With the advent of digitalisation, no company should ignore the topic of security management. The scope of cyber security has taken on significance in almost all industries. The size of the company plays a relatively subordinate role in this context. The background is simple: the more digital the business models become, and the more the technological and technical components of a company are distributed and networked, the greater the risk of unintentional or malicious influence and targeted attacks.

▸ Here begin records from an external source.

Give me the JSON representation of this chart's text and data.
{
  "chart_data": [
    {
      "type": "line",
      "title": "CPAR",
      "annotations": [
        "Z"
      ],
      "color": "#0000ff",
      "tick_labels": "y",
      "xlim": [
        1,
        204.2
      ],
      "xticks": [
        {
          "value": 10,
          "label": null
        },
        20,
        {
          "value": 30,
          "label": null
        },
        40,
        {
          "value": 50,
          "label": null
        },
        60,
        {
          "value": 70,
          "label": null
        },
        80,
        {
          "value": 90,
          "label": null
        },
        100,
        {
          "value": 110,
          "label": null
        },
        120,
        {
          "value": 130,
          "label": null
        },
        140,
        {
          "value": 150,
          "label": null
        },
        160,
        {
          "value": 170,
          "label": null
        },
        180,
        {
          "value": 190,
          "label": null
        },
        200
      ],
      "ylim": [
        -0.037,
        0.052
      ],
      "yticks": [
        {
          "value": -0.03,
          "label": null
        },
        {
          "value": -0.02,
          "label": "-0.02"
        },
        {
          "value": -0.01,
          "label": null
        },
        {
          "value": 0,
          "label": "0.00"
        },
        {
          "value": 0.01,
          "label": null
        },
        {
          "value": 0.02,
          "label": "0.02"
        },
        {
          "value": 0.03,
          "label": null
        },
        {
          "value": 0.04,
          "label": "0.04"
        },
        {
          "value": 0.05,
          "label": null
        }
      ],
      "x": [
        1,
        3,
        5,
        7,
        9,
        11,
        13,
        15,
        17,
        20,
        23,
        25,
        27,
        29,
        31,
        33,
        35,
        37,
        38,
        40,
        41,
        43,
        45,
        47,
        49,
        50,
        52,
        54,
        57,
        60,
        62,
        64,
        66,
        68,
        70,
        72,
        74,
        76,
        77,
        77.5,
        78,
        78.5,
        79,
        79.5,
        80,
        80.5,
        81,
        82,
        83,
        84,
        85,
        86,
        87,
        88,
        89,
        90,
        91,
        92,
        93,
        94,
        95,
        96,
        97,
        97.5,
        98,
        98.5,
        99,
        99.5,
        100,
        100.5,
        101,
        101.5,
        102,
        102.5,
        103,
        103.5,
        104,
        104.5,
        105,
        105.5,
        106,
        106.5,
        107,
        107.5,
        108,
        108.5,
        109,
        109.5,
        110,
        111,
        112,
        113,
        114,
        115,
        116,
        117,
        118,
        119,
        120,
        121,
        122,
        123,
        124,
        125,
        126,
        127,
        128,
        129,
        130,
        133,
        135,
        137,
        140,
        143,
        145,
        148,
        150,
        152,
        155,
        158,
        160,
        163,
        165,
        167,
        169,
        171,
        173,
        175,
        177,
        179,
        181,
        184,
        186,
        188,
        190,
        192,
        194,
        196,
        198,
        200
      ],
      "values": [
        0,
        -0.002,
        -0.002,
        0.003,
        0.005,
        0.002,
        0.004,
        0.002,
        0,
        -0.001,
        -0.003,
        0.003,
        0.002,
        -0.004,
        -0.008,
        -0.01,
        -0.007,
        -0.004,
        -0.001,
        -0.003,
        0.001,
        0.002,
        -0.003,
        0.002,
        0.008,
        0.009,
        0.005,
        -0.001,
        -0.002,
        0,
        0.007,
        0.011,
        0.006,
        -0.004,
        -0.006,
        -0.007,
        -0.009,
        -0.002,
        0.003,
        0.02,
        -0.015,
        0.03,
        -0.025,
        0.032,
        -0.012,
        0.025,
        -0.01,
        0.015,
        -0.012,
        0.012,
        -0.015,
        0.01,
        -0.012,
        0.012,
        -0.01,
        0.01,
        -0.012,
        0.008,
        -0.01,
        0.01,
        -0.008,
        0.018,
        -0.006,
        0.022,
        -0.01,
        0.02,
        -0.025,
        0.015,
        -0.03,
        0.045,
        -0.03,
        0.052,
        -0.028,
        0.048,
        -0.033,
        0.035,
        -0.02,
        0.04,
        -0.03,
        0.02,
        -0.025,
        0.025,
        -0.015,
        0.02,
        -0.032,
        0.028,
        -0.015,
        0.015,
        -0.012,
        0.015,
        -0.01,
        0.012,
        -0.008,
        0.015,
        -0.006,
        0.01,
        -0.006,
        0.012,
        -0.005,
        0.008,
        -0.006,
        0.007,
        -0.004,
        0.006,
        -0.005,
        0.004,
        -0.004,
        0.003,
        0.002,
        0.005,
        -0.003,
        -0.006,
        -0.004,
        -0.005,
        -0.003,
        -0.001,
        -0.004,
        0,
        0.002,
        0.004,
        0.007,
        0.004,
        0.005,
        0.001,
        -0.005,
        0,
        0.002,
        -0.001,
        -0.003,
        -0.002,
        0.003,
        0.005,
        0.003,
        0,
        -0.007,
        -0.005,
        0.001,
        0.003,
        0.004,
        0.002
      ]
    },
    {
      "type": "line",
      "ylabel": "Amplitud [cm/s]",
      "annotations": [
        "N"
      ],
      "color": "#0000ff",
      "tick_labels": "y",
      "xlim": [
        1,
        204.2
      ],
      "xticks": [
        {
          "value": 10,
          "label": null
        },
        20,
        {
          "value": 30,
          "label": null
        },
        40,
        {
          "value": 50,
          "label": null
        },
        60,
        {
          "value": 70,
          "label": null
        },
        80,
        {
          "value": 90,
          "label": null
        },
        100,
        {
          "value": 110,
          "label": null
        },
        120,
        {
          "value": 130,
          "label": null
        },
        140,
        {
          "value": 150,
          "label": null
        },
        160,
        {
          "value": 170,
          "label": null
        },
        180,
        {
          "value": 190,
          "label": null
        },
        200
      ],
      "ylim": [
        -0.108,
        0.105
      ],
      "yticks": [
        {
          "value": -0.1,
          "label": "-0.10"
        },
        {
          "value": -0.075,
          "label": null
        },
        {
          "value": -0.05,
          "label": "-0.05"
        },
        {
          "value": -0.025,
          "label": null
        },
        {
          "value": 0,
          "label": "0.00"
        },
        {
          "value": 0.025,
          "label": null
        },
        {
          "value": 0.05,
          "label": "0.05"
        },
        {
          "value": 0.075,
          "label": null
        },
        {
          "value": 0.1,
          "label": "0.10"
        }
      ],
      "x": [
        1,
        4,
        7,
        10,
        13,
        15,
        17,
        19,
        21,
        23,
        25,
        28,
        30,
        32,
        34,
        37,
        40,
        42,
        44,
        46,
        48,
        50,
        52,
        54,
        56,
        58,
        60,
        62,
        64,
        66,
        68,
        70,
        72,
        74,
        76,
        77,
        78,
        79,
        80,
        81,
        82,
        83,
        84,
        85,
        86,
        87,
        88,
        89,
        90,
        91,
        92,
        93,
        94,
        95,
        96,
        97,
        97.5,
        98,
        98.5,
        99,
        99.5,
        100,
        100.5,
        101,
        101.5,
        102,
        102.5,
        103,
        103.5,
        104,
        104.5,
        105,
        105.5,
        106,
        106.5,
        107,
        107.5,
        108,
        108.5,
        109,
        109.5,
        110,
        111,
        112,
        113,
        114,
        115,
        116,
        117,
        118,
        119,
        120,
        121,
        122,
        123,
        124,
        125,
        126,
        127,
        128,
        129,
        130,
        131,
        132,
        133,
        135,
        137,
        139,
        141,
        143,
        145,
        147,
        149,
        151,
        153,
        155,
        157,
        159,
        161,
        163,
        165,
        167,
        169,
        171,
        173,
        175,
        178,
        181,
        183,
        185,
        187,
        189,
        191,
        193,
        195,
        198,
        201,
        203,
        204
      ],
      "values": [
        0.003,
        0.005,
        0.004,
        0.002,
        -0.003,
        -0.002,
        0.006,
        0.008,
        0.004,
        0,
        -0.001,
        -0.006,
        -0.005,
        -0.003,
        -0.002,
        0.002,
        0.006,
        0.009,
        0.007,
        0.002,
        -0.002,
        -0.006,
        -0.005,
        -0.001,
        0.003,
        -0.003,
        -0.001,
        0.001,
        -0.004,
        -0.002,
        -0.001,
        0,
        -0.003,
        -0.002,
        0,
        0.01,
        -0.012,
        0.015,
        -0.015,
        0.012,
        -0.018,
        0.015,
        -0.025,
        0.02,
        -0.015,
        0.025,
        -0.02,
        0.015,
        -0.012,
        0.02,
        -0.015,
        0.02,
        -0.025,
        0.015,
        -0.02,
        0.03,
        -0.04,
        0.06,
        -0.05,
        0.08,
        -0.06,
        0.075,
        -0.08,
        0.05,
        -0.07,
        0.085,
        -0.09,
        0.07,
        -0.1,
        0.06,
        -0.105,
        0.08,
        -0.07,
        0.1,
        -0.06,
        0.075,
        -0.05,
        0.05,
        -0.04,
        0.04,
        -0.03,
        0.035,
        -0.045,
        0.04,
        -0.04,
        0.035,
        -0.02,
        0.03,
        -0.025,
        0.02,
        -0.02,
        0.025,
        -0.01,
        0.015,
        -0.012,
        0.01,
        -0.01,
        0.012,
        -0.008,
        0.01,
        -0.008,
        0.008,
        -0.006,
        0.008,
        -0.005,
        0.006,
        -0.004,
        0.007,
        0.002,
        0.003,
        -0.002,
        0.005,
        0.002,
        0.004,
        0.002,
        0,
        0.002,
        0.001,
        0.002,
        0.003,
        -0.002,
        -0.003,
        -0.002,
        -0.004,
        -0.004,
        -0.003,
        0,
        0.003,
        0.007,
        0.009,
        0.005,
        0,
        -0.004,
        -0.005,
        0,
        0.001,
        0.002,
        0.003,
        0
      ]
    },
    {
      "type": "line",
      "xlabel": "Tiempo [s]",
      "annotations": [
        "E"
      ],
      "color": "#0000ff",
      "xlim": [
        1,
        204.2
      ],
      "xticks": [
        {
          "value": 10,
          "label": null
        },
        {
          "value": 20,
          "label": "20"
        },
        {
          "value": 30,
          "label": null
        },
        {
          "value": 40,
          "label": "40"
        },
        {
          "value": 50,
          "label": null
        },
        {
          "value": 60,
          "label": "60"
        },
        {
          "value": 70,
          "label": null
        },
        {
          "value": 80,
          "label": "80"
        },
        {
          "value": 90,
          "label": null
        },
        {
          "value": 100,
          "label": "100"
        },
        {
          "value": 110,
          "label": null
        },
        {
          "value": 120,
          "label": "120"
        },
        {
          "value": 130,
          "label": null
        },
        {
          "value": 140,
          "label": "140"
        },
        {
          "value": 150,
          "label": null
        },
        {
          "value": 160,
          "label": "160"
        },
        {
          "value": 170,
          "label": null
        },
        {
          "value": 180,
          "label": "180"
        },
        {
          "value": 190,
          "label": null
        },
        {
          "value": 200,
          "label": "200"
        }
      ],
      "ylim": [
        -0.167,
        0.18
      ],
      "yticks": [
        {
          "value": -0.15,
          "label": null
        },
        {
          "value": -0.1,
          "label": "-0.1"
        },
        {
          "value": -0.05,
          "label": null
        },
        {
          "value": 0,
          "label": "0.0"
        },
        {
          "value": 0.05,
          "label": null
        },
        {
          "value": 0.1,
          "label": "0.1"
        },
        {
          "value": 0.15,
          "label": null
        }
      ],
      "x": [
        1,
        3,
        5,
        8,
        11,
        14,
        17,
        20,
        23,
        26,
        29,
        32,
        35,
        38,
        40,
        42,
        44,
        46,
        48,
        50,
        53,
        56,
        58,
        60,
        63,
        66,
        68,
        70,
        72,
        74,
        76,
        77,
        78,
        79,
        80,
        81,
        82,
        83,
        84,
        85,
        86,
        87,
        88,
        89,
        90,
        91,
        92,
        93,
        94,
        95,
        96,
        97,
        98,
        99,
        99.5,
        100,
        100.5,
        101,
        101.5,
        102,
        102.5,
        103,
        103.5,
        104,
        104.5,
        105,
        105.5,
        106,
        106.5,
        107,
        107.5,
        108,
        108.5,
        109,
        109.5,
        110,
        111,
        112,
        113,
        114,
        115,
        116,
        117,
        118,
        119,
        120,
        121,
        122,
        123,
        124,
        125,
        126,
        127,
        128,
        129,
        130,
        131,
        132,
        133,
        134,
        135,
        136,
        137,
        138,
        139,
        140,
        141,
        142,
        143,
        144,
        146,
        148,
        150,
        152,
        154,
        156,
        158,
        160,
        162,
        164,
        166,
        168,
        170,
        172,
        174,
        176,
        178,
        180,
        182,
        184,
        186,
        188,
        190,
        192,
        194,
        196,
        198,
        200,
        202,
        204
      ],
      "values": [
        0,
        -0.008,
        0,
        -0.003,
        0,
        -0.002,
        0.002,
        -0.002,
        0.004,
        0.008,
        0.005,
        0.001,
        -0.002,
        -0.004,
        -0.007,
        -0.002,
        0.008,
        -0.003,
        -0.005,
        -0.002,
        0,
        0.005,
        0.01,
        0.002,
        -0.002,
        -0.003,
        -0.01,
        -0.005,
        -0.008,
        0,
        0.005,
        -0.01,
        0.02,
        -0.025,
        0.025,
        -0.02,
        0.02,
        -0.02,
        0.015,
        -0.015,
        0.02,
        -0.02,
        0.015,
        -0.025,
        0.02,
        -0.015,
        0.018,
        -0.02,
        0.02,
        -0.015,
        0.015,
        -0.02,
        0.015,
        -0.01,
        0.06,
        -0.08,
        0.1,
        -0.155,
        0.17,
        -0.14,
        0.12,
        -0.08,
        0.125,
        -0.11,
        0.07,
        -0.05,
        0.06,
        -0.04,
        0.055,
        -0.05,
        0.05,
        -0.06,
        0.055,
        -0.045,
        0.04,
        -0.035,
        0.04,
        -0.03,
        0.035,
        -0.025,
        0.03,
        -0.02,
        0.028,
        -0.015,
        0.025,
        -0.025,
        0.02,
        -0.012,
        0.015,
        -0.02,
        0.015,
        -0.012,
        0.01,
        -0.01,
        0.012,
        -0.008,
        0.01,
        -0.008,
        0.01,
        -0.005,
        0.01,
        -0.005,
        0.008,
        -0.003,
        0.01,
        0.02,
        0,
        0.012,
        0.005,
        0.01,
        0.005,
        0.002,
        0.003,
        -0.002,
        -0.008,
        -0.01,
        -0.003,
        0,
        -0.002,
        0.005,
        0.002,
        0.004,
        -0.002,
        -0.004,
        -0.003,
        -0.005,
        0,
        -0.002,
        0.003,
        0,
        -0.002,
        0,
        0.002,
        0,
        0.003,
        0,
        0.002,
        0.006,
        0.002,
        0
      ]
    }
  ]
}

Security management should be part of governance in every company and entrusted to qualified hands. This function must be provided with an adequate budget and clear requirements for the security architecture, security management process and reporting or escalation obligations. In this matter, the management should not make any compromise it has not actively assessed and consciously accepted.

REGULATE THE HANDLING OF CONFIDENTIALITY

Clear guidelines for handling confidential information and data must be defined as part of governance. These must be communicated in a suitable manner within the company and declared as binding obligations. Typical types of confidential information include personal data, trade secrets, contractual confidentiality obligations and sensitive customer data. In many countries and markets, the handling of certain kinds of data is regulated by law. For instance, the handling of personal data within the European Union is comprehensively regulated by law, and violations are penalised with considerable sanctions.

 


 

In summary, it should be emphasised that corporate governance should not be viewed as a bureaucratic act of self-government or an unlimited field for the realisation of all standardisation and regulation actionists. It should always be developed and implemented based on the principles of common sense, corporate responsibility and pragmatic diligence. The sustainability of a company's governance relies heavily on the personal conduct of its executive management. When members of the executive management do not authentically support governance, it quickly becomes a bureaucratic act of self-administration.